A Novel Methodology for Classifying Wikipedia Articles: Insights into Digital Forensics and Content Integrity

  • Imran Khan Department of Computer Science, Virtual University of Pakistan, Lahore, Pakistan.
  • Nadia Tabassum Department of Computer Science, Virtual University of Pakistan, Lahore, Pakistan.
  • Muhammad Asim National College of Business Administration & Economics, Multan, Pakistan
  • Muhammad Hassan Ghulam Muhammad Department of Computer Science, IMS Pak Aims Lahore, Pakistan
  • Mushtaq Niazi National College of Business Administration & Economics, Lahore, Pakistan
  • Umer farooq Department of computer science Hamdard university Karachi
  • Muhammad Farrukh Khan Department of Computing, NASTP Institute of Information Technology Lahore Pakistan
Keywords: Wikipedia, Article Length (in word), Article Age (in days), Number of Edits, Article Viewer, Feature Articles, Good Articles, B-Class Articles, and C-Class Articles

Abstract

Well-written articles shape readers interaction with information, as top-ranked articles are more likely to be seen than those further down the ranks. We present a new approach to classifying Wikipedia articles across various quality dimensions, harnessing knowledge gained from expert assessments. The study also includes an attempt to develop a solid framework that meets the evaluation of the quality of an article for the sole purpose to ensure the integrity of the content in the multipoint structure of the Internet, and to have input for the applications of Digital Forensics. The suggested method: the article details is gathered using the Wikipedia API and a set of metrics is well-defined to store and analyze this information. The methodology then explores the relationship between independent variables (metrics of the articles) and the dependent variable (quality level as rated by the experts). Three machine learning algorithms (RF, J48, and NB) are then used to classify the articles. The classification is dragged along with the expert reviews to determine whether quality level of Wikipedia articles.
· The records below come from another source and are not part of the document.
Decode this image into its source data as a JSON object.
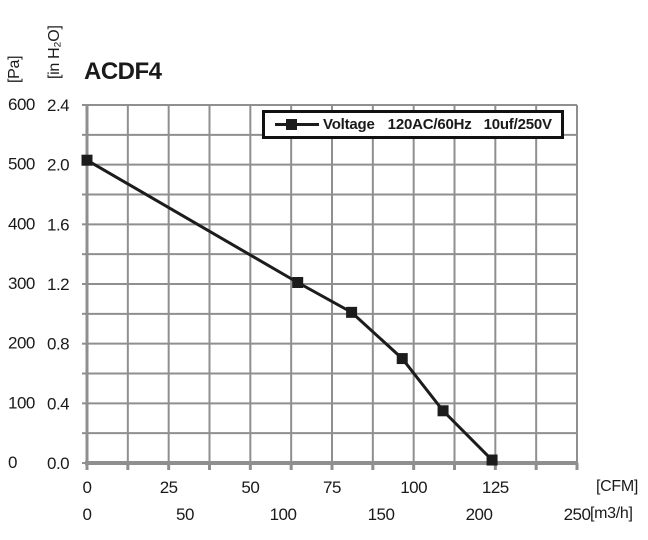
{
  "page": {
    "background": "#ffffff",
    "title": "ACDF4"
  },
  "colors": {
    "grid": "#8f8f8f",
    "axis": "#8f8f8f",
    "series_line": "#1c1c1c",
    "marker_fill": "#1c1c1c",
    "text": "#1a1a1a",
    "legend_border": "#111111",
    "legend_bg": "#ffffff"
  },
  "legend": {
    "label": "Voltage",
    "value1": "120AC/60Hz",
    "value2": "10uf/250V"
  },
  "axis_units": {
    "y_primary": "[Pa]",
    "y_secondary": "[in H₂O]",
    "x_primary": "[CFM]",
    "x_secondary": "[m3/h]"
  },
  "chart_data": {
    "type": "line",
    "title": "ACDF4",
    "series": [
      {
        "name": "Voltage 120AC/60Hz 10uf/250V",
        "marker": "filled-square",
        "x_cfm": [
          0,
          64.5,
          81,
          96.5,
          109,
          124
        ],
        "y_in_h2o": [
          2.03,
          1.21,
          1.01,
          0.7,
          0.35,
          0.02
        ],
        "y_pa_approx": [
          505,
          301,
          251,
          174,
          87,
          5
        ]
      }
    ],
    "x_axis": {
      "primary": {
        "label": "[CFM]",
        "ticks": [
          "0",
          "25",
          "50",
          "75",
          "100",
          "125"
        ],
        "tick_values": [
          0,
          25,
          50,
          75,
          100,
          125
        ],
        "range": [
          0,
          150
        ]
      },
      "secondary": {
        "label": "[m3/h]",
        "ticks": [
          "0",
          "50",
          "100",
          "150",
          "200",
          "250"
        ],
        "tick_values": [
          0,
          50,
          100,
          150,
          200,
          250
        ],
        "range": [
          0,
          250
        ]
      }
    },
    "y_axis": {
      "primary": {
        "label": "[Pa]",
        "ticks": [
          "600",
          "500",
          "400",
          "300",
          "200",
          "100",
          "0"
        ],
        "tick_values": [
          600,
          500,
          400,
          300,
          200,
          100,
          0
        ],
        "range": [
          0,
          600
        ]
      },
      "secondary": {
        "label": "[in H₂O]",
        "ticks": [
          "2.4",
          "2.0",
          "1.6",
          "1.2",
          "0.8",
          "0.4",
          "0.0"
        ],
        "tick_values": [
          2.4,
          2.0,
          1.6,
          1.2,
          0.8,
          0.4,
          0.0
        ],
        "range": [
          0,
          2.4
        ]
      }
    },
    "grid": {
      "on": true,
      "x_minor_step_cfm": 12.5,
      "y_minor_step_in_h2o": 0.2
    },
    "legend": {
      "position": "top-right-inside",
      "entries": [
        "Voltage 120AC/60Hz 10uf/250V"
      ]
    }
  }
}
The empirical evidence illustrates the effectiveness of the proposed approach, with average accuracies greater than 70% for the J48 algorithm. The precision, recall and F-measure values corresponding to the classification models’ accuracy exceed 0.7, representing a strong performance model. Overall, these findings indicate that the method uses reliable criteria, which classifies Wikipedia articles in accordance with experts' opinions, making it a reliable tool for quality assessment. In addition, the study underscores the significance of the combined focus on precision and recall for assessing the quality of a model, thereby demonstrating how useful this method is in ensuring that content can be trusted and as part of digital forensics.

 

Published
2024-12-17